Ada
empat sikap yang menjadi kunci kemuliaan yaitu santun, rendah hati,
berakhlaq mulia dan dermawan. Rasulullah SAW telah memberikan kita
teladan dalam berbagai hadis, salah satunya sikapnya yang santun dan
lembut.
Diriwayatkan Abu Hurairah, “Suatu hari seorang Arab
Badui buang air kecil di sudut masjid. Para sahabat kemudian berdiri
untuk memukulinya. Namun Rasulullah SAW memerintahkan, ”Biarkanlah dia,
siramlah air kencingnya dengan seember atau segayung air. Sesungguhnya
kamu ditampilkan ke tengah-tengah umat manusia untuk memberi kemudahan,
bukan untuk membuat kesukaran.” (HR Bukhari).
Andai saja
kejadian itu menimpa kita sekarang, tentu tidak akan jauh beda dengan
sikap para sahabat. Namun Rasulullah SAW mengajarkan kesantunan dan
kelembutan menjadi sikap utama. Orang yang berani mengotori mesjid tidak
disikapi dengan keras. Justru dengan penuh kelembutan dan kesantunan,
beliau memerintahkan sekadar membersihkan bekas kencingnya.
Nabi
Muhammad SAW mengajarkan pentingnya sikap arif dalam menyelesaikan suatu
perkara dalam kerangka kebaikan bersama. Karena boleh jadi, si lelaki
Arab Badui itu berbuat begitu karena kebodohannya. Perilaku bodoh jangan
dibalas dengan sikap bodoh pula.
Selain itu memang kita diajarkan untuk berkepribadian santun pada siapapun. Seorang pelayan beliau, Anas berkata, ”Aku
membantu Nabi SAW di Madinah selama sepuluh tahun. Aku hanyalah seorang
anak kecil, tidak semua pelayanan yang aku berikan sesuai hati. Namun
beliau tidak pernah sekalipun mengatakan kepadaku,” Hei!” Beliau tidak
pernah mengatakan, ”Kenapa kamu lakukan ini? Atau Kenapa tidak kamu
lakukan begitu?” (HR Bukhari dan Muslim).
Telah menjadi
karakter Rasulullah SAW bersikap lembut, sabar dan penuh kesantunan
terhadap siapapun dalam keseharian. Bukan hanya urusan pribadi, bahkan
ketika berdakwah pun beliau menunjukan sikap yang lembut dan santun.

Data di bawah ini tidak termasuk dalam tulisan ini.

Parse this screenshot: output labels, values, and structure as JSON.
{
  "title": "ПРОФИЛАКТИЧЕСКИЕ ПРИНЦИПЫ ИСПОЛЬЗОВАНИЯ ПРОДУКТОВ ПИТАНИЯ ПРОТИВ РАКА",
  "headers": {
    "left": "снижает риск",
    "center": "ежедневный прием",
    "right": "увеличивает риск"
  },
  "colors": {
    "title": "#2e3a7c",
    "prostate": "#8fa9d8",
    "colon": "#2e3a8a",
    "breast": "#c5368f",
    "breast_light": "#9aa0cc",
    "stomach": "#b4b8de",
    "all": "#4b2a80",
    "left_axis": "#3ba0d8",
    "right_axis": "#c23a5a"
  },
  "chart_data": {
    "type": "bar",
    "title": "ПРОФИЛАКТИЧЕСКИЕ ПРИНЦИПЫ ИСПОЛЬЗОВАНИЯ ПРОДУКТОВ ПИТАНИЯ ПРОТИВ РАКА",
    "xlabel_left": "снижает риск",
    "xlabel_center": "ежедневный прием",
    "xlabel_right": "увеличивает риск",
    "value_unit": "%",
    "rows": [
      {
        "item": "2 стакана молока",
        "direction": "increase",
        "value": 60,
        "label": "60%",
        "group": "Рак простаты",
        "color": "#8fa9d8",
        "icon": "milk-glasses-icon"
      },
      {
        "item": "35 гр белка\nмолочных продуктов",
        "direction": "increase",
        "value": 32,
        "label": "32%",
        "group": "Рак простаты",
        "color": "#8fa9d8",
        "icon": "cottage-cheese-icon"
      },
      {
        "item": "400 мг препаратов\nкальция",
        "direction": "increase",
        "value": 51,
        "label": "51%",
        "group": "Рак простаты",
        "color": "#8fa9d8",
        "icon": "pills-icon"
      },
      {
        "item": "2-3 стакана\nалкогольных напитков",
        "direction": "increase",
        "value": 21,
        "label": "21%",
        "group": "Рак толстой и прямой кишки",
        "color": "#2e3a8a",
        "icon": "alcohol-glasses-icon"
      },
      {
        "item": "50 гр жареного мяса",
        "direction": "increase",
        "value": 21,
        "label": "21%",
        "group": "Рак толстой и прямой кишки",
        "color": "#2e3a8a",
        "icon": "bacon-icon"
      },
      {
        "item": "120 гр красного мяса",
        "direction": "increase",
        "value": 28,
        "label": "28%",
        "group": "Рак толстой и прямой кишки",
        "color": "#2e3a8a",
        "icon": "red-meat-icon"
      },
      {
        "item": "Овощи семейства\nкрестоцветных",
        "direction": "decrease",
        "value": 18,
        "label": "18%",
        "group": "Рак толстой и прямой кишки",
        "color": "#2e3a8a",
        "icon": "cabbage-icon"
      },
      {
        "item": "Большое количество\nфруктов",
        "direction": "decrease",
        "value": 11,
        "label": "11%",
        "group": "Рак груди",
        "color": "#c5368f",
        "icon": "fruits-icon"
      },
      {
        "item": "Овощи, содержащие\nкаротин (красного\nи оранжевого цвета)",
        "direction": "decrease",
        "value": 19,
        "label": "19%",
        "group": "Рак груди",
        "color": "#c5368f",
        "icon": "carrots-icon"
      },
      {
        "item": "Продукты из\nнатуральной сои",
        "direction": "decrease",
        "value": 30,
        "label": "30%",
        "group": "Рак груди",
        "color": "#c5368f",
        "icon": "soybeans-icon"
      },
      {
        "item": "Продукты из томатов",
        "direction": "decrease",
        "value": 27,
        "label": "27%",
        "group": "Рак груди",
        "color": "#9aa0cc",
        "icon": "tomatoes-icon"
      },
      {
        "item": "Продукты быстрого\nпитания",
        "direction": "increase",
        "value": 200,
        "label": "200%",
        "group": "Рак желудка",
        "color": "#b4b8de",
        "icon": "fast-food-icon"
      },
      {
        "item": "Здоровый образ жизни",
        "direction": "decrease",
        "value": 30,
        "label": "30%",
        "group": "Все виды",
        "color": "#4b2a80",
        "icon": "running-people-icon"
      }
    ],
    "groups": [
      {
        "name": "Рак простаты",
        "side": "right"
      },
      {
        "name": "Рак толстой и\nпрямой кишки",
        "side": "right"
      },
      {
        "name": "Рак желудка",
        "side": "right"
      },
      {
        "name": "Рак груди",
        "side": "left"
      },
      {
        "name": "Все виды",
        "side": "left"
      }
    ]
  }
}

Diriwayatkan Aisyah ra, ia bertanya kepada Rasul SAW, ”Apakah
ada hari yang engkau rasakan lebih berat daripada peperangan Uhud?”
Beliau menjawab, ”Aku mengalami berbagai peristiwa dari kaumku, yang
paling berat kurasakan adalah pada hari Aqabah, ketika aku menawarkan
dakwah kepada Abdu Yalail bin Abdi Kalâl, namun ia tidak merespon
keinginanku. Aku kembali dengan wajah kecewa. Aku terus berjalan dan
baru tersadar ketika telah sampai di Qornuts Tsa’alib, sebuah gunung di
kota Makah. Aku tengadahkan wajahku. Ku lihat segumpal awan tengah
memayungiku. Aku perhatikan dengan seksama, ternyata Malaikat Jibril ada
di sana. Lalu ia menyeruku:” Sesungguhnya Allah telah mendengar ucapan
kaummu dan bantahan mereka terhadapmu. Dan aku telah mengutus malaikat
pengawal gunung kepadamu supaya kamu perintahkan ia sesuai kehendakmu.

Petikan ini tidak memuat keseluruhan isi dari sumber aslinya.